Evolution of the Electron Yield Curves of Insulators as a Function of Impinging Electron Fluence and Energy
IEEE Transaction on Plasma Science
Institute of Electrical and Electronics Engineers
Electron emission and concomitant charge accumulation near the surface of insulators is central to understanding spacecraft charging. A study of changes in electron emission yields as a result of internal charge buildup due to electron dose is presented. Evolution of total, backscattered, and secondary yield results over a broad range of incident energies are presented for two representative insulators, Kapton and Al2O3. Reliable yield curves for uncharged insulators are measured, and quantifiable changes in yields are observed due to <100-fC/mm2 fluences.
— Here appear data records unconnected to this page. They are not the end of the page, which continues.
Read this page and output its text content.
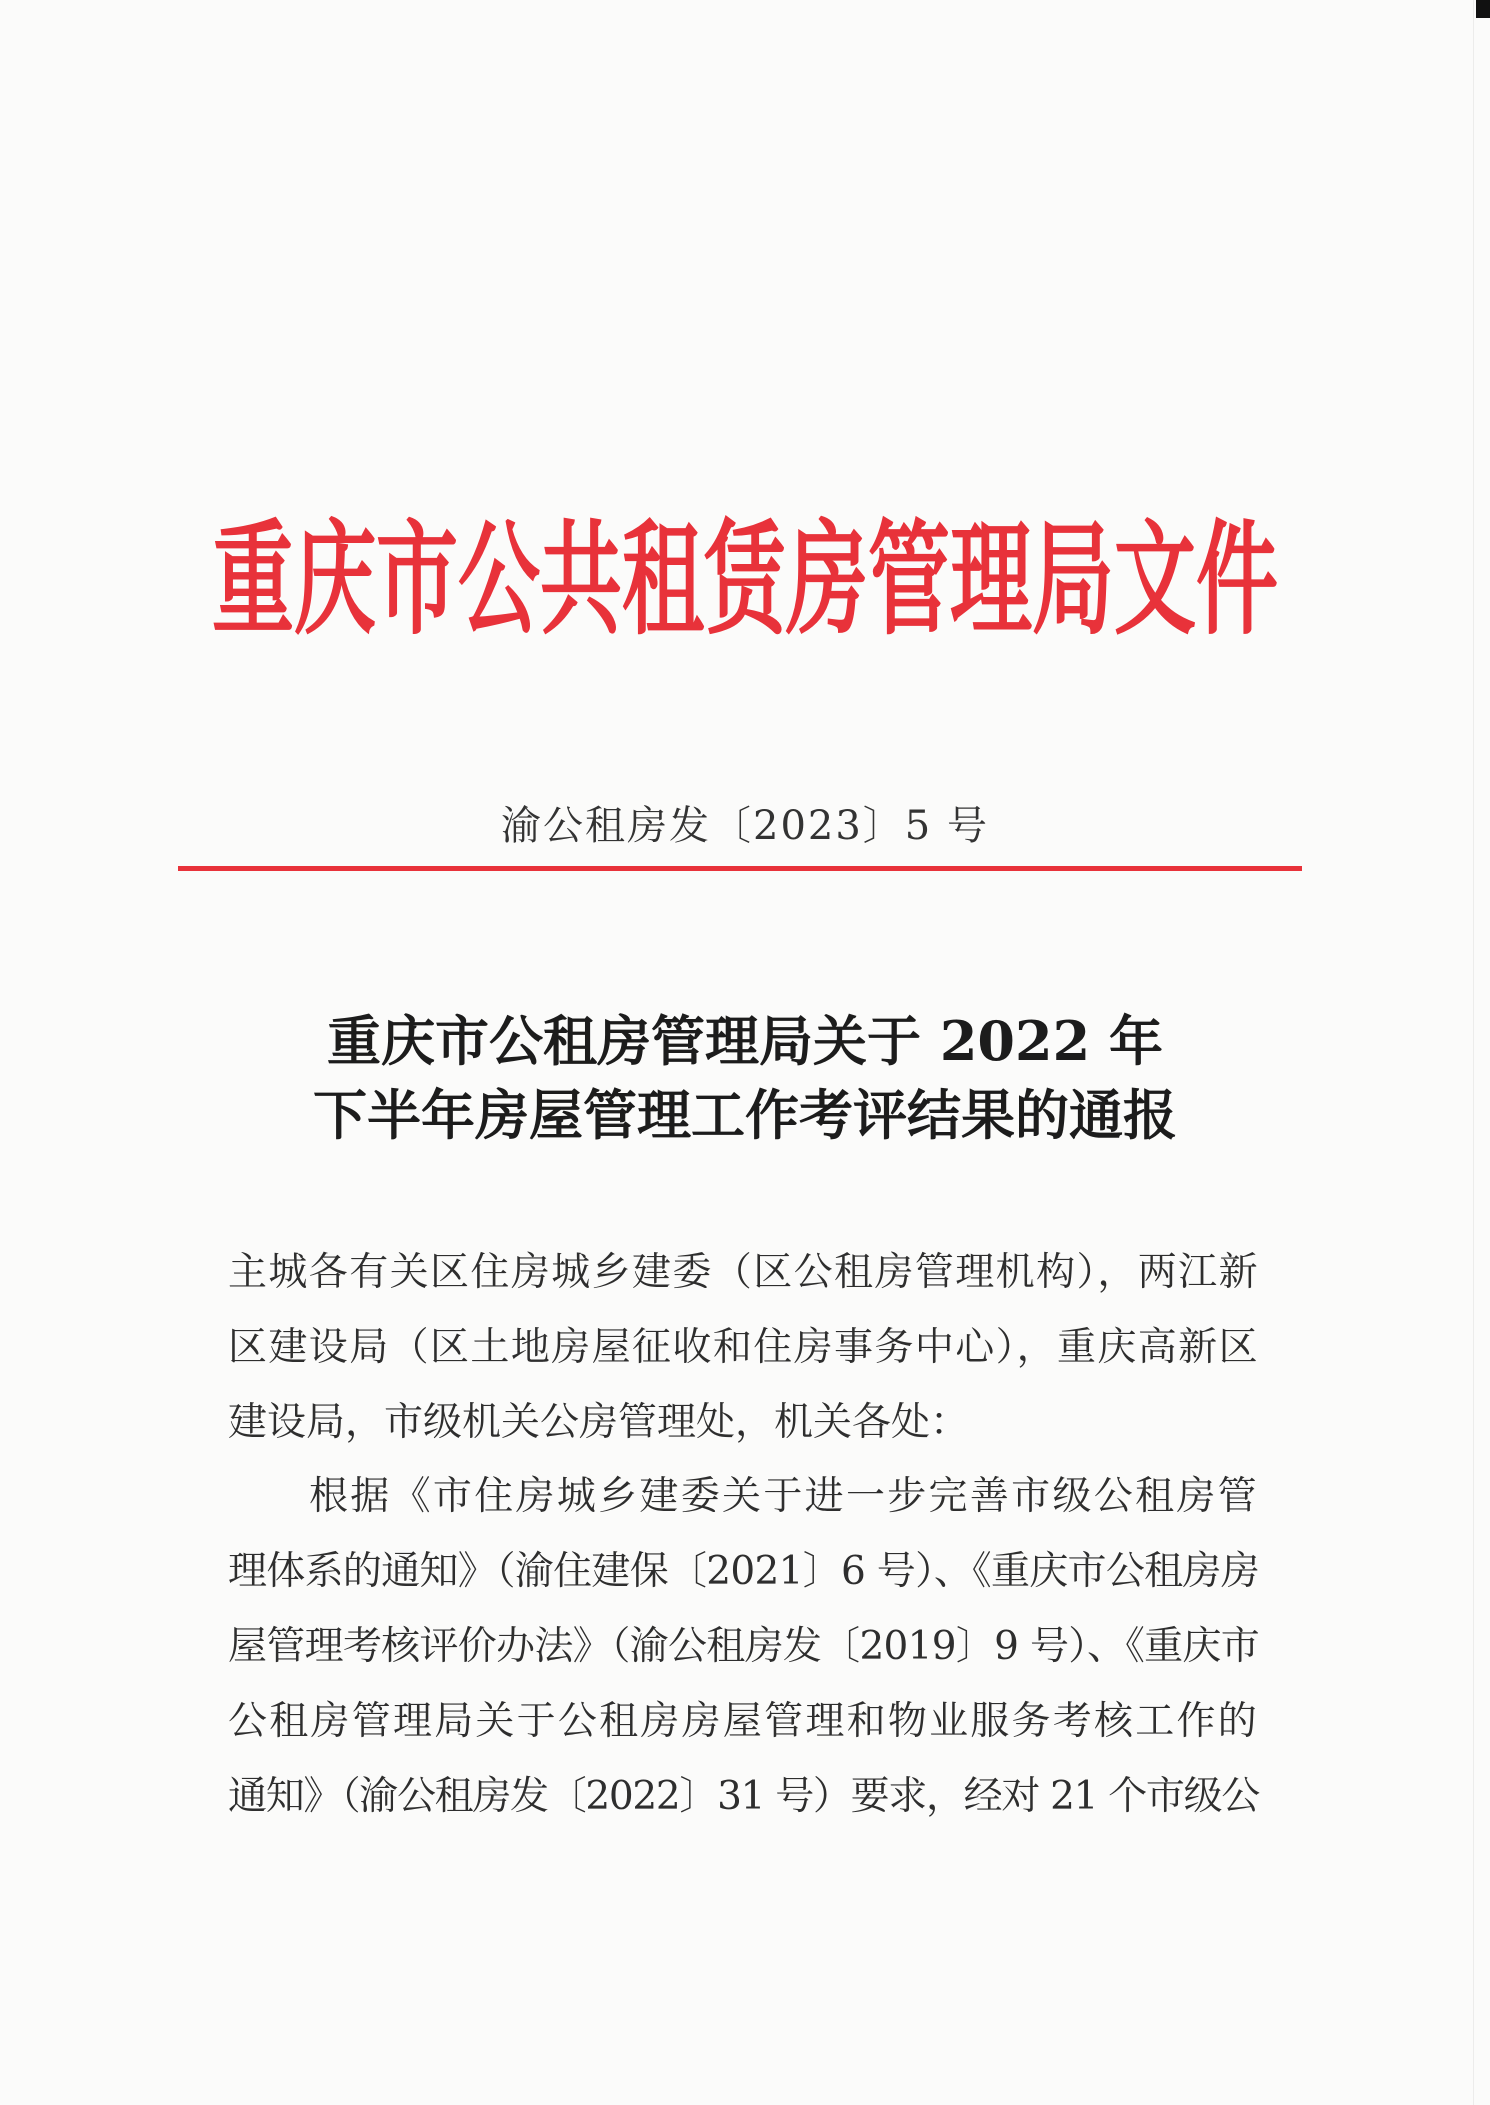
重庆市公共租赁房管理局文件
渝公租房发〔2023〕5 号
重庆市公租房管理局关于 2022 年
下半年房屋管理工作考评结果的通报
主城各有关区住房城乡建委（区公租房管理机构），两江新
区建设局（区土地房屋征收和住房事务中心），重庆高新区
建设局，市级机关公房管理处，机关各处：
根据《市住房城乡建委关于进一步完善市级公租房管
理体系的通知》（渝住建保〔2021〕6 号）、《重庆市公租房房
屋管理考核评价办法》（渝公租房发〔2019〕9 号）、《重庆市
公租房管理局关于公租房房屋管理和物业服务考核工作的
通知》（渝公租房发〔2022〕31 号）要求，经对 21 个市级公
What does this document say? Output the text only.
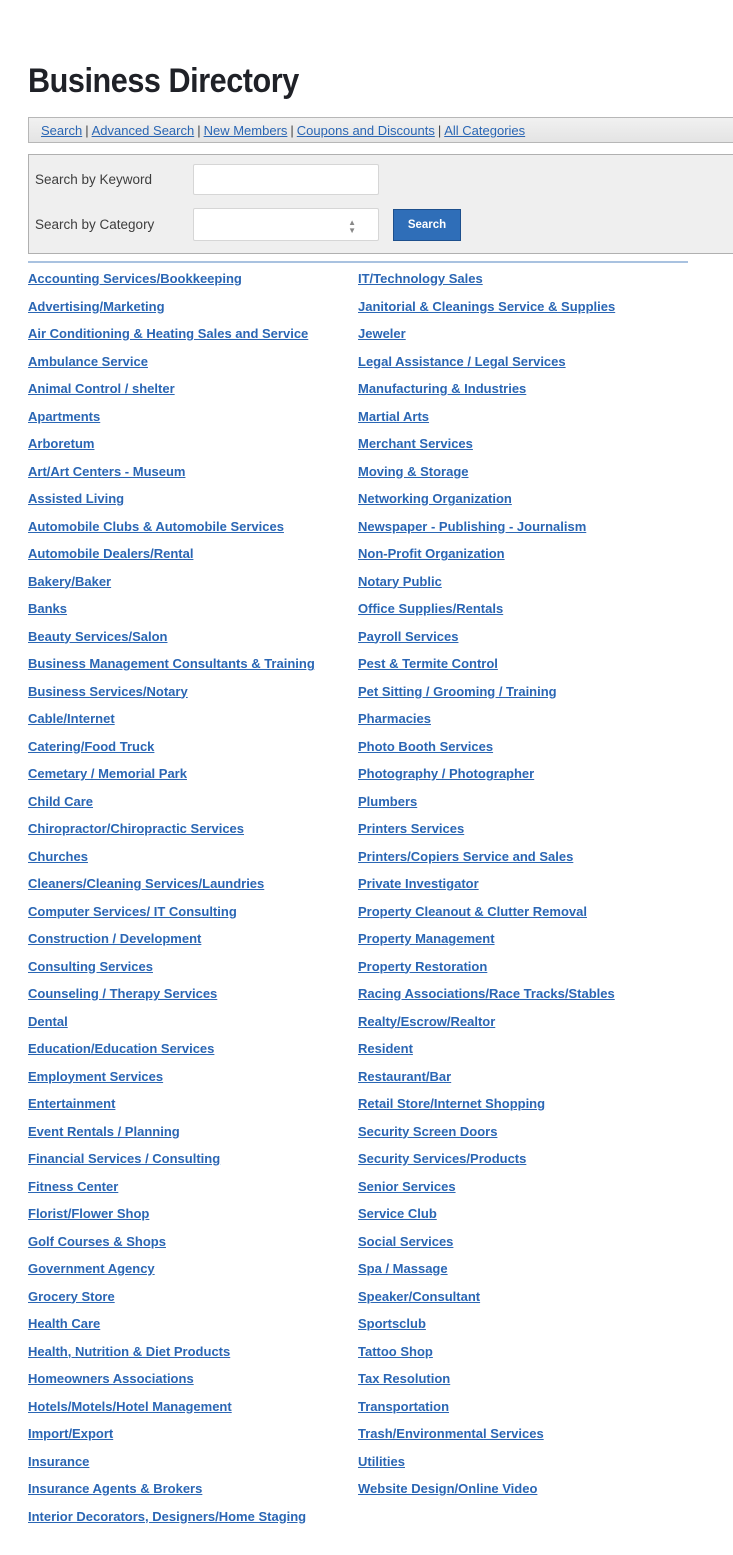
Business Directory
Search | Advanced Search | New Members | Coupons and Discounts | All Categories
Search by Keyword
Search by Category	▲
▼	Search
Accounting Services/Bookkeeping
Advertising/Marketing
Air Conditioning & Heating Sales and Service
Ambulance Service
Animal Control / shelter
Apartments
Arboretum
Art/Art Centers - Museum
Assisted Living
Automobile Clubs & Automobile Services
Automobile Dealers/Rental
Bakery/Baker
Banks
Beauty Services/Salon
Business Management Consultants & Training
Business Services/Notary
Cable/Internet
Catering/Food Truck
Cemetary / Memorial Park
Child Care
Chiropractor/Chiropractic Services
Churches
Cleaners/Cleaning Services/Laundries
Computer Services/ IT Consulting
Construction / Development
Consulting Services
Counseling / Therapy Services
Dental
Education/Education Services
Employment Services
Entertainment
Event Rentals / Planning
Financial Services / Consulting
Fitness Center
Florist/Flower Shop
Golf Courses & Shops
Government Agency
Grocery Store
Health Care
Health, Nutrition & Diet Products
Homeowners Associations
Hotels/Motels/Hotel Management
Import/Export
Insurance
Insurance Agents & Brokers
Interior Decorators, Designers/Home Staging
IT/Technology Sales
Janitorial & Cleanings Service & Supplies
Jeweler
Legal Assistance / Legal Services
Manufacturing & Industries
Martial Arts
Merchant Services
Moving & Storage
Networking Organization
Newspaper - Publishing - Journalism
Non-Profit Organization
Notary Public
Office Supplies/Rentals
Payroll Services
Pest & Termite Control
Pet Sitting / Grooming / Training
Pharmacies
Photo Booth Services
Photography / Photographer
Plumbers
Printers Services
Printers/Copiers Service and Sales
Private Investigator
Property Cleanout & Clutter Removal
Property Management
Property Restoration
Racing Associations/Race Tracks/Stables
Realty/Escrow/Realtor
Resident
Restaurant/Bar
Retail Store/Internet Shopping
Security Screen Doors
Security Services/Products
Senior Services
Service Club
Social Services
Spa / Massage
Speaker/Consultant
Sportsclub
Tattoo Shop
Tax Resolution
Transportation
Trash/Environmental Services
Utilities
Website Design/Online Video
Excellent agreement with a phenomenological argument based on insulator charging predicted by the yield curve is found; this includes a decrease in the rate of change of the yield as incident energies approach the crossover energies and as accumulated internal charge reduces the landing energy to asymptotically approach a steady state surface charge and unity yield. It is also found that the exponential decay of yield curves with fluence exhibit an energy-dependent decay constant alpha(E). Finally, physics-based models for this energy dependence are discussed. Understanding fluence and energy dependence of these charging processes requires knowledge of how charge is deposited within the insulator, the mechanisms for charge trapping and transport within the insulator, and how the profile of trapped charge affects the transport and emission of charges from insulators
JR Dennison, Alec Sim and Clint Thomson, “Evolution of the Electron Yield Curves of Insulators as a Function of Impinging Electron Fluence and Energy,” IEEE Transaction on Plasma Science, 34(5) October 2006, 2204-2218.